Namun selain Kota Samarinda, sebenarnya ada juga kota lain di Indonesia yang memiliki kondisi morfologi hampir serupa berupa lembah yakni Kota Yogyakarta. Bahkan Kota Yogyakarta tidak hanya diapit dua perbukitan namun juga diapit oleh gunung api. Akan tetapi, Kota Yogyakarta berdiri diatas batuan yang bersifat sangat permeabel yakni dominasi batupasir yang mampu dengan cepat menyerap dan meloloskan air ke bawah permukaan sehingga mampu menghindari terjadinya banjir. Berbeda halnya dengan Samarinda dimana batuan yang menyusun adalah berupa dominasi batulempung sisipan batupasir yang bersifat semi impermeabel dengan daya serap air yang rendah serta keadaan ini semakin buruk oleh pembangunan kota yang kurang memperhatikan tatanan lingkungan asal sehingga mengakibatkan terjadinya genangan air dalam waktu yang lama.
ADVERTISEMENT
Banjir sepertinya telah menjadi bagian yang tidak terpisahkan dari Kota Samarinda. Terutama ketika memasuki musim penghujan, dimana cukup dalam durasi rata – rata dua hingga tiga jam saja Samarinda langsung tergenang.
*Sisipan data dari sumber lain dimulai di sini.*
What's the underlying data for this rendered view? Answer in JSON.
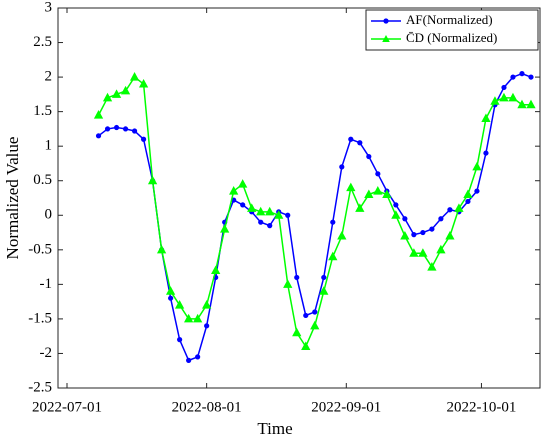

Akibatnya seketika menghentikan peredaran aktivitas masyarakat di beberapa lokasi yang tergenang parah dan menjadi musibah langganan bagi perumahan yang ada di sekitarnya.
Dalam tulisan ini, penulis menekankan bahwa aspek sejarah peradaban masa lampau, lingkungan, dan geologi hendaknya dapat menjadi rujukan utama dalam proses pembangunan suatu wilayah yang tidak hanya bertumpu pada aspek keekonomian semata. Dengan kondisi wilayah berupa sosial, lingkungan dan geologi yang telah ada, hendaknya kita mampu memetik pembelajaran dan mencari solusi dalam membebaskan Kota Samarinda dari bencana banjir. Sudah selayaknya pembangunan suatu wilayah mengedepankan aspek lingkungan alami yang ada agar terciptanya kehidupan masyarakat yang madani dan bersinergi dengan alam.